A Hamiltonian inequality using uniform convexity and Taylor's formula (Evans PDE, §3.3.3, Lemma 4, (36))

Question

In the proof of Lemma 4 (Semiconcavity again) in section 3.3.3 of the book "Partial differential equations" written by Lawrence C. Evans, there's a claim

We note first using Taylor's formula that (35) implies
(36) $ H(\frac{p_1+p_2}{2}) \leq \frac{1}{2}H(p_1)+\frac{1}{2}H(p_2)-\frac{\theta}{8}|p_1-p_2|^2 $.

How does uniform convexity and Taylor's formula imply this?

I know that by Taylor's formula,
$ H(\frac{p_1+p_2}{2}) = H(p_1)+DH(p_1)\cdot(\frac{p_2-p_1}{2})+(\frac{p_2-p_1}{2})^TD^2H(p_1)(\frac{p_2-p_1}{2}) $,
and
$ H(\frac{p_1+p_2}{2}) = H(p_2)+DH(p_2)\cdot(\frac{p_1-p_2}{2})+(\frac{p_1-p_2}{2})^TD^2H(p_2)(\frac{p_1-p_2}{2}) $,
add them and then divide by 2, we get
$ H(\frac{p_1+p_2}{2}) = \frac{H(p_1)}{2}+\frac{H(p_2)}{2}+(\frac{DH(p_2)-DH(p_1)}{2})\cdot(\frac{p_1-p_2}{2})+(\frac{p_1-p_2}{2})^T(\frac{D^2H(p_2)-D^2H(p_1)}{2})(\frac{p_1-p_2}{2}) $.
But I can NOT get the result.

Answer 1

A couple of mistakes of execution first: (1) Your invocation of Taylor's theorem isn't correct – the second-order term needs be an error term since we want an exact equality, and should have an additional factor of $\frac{1}{k!} = \frac{1}{2}$; (2) The sign of “$D^2 H(p_1)$” (in quotes as by (1) we shouldn't evaluate at $p_1$) in the last equation should be $+$, because double negatives.
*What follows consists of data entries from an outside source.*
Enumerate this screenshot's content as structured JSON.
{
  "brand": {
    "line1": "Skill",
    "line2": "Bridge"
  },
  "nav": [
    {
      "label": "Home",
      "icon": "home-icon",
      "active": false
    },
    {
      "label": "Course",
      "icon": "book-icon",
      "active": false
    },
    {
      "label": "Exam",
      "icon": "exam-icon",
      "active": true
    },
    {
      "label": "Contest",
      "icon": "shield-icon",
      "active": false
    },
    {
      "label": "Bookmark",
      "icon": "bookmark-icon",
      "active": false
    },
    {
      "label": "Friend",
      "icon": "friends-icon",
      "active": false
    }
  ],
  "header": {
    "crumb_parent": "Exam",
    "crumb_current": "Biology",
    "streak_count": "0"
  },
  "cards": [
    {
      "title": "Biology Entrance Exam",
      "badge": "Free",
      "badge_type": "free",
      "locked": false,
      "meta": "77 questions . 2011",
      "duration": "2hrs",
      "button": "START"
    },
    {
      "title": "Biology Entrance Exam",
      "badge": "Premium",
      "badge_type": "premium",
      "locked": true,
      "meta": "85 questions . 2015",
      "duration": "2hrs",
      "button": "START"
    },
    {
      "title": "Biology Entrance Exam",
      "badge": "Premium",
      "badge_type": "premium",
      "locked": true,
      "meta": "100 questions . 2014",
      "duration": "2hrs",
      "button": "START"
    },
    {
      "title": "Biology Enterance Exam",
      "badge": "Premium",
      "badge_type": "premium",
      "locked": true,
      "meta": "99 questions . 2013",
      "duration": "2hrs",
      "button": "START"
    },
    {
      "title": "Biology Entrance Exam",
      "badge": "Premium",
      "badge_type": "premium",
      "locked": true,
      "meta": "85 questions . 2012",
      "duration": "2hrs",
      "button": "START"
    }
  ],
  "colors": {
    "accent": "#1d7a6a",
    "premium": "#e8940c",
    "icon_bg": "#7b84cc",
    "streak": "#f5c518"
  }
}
Even with those corrections, we have an unwanted nonzero first-order term, and a sign on the second-order term that's opposite of what we want. But: we can resolve these issues by applying Taylor at $\boldsymbol{\frac{p_1+p_2}{2}}$ instead!

Proof. Let $\xi = \frac{p_1-p_2}{2}$. By Taylor ($C^2$ with Lagrange remainders) there exist points $e_1, e_2$ on the line segment $\overline{p_1p_2}$ such that $$ \begin{align*} H(p_1) &= H\left(\frac{p_1+p_2}{2}\right) + \sum_{i=1}^n H_i\left(\frac{p_1+p_2}{2}\right) \xi_i + \frac{1}{2} \sum_{i,j=1}^n H_{ij}(e_1) \xi_i \xi_j, \\ H(p_2) &= H\left(\frac{p_1+p_2}{2}\right) + \sum_{i=1}^n H_i\left(\frac{p_1+p_2}{2}\right) (-\xi)_i + \frac{1}{2} \sum_{i,j=1}^n H_{ij}(e_2) (-\xi)_i (-\xi)_j. \end{align*} $$ Averaging the two equations and rearranging, then applying uniform convexity, $$ \begin{align*} H\left(\frac{p_1+p_2}{2}\right) &= \frac{1}{2} H(p_1) + \frac{1}{2} H(p_2) - \frac{1}{4} \sum_{i,j} H_{ij}(e_1) \xi_i \xi_j - \frac{1}{4} \sum_{i,j} H_{ij}(e_2) \xi_i \xi_j \\ &\leq \frac{1}{2} H(p_1) + \frac{1}{2} H(p_2) - 2 \cdot \frac{\theta}{4} \lvert \xi \rvert^2 \\ &= \frac{1}{2} H(p_1) + \frac{1}{2} H(p_2) - \frac{\theta}{8} \lvert p_1 - p_2 \rvert^2. \tag*{$\blacksquare$} \end{align*} $$

Answer 2

Only a small correction to the answer of @epimorphic. $ e_1 $ is NOT on the segment between $p_1$ and $p_2$ . Because $e_1 = \frac {p_1 + p_2 } {2} + \delta_1 \cdot \xi = \frac {p_1 + p_2 } {2} + \delta_1 \cdot \frac {p_1 - p_2 } {2} $ where $ 0<=\delta<=1 $ , so $e_1$ is on the line segment between $\frac {p_1 + p_2 } {2} $ and $ \frac {p_1 - p_2 } {2}$ . The similarity is in the case of $e_2$.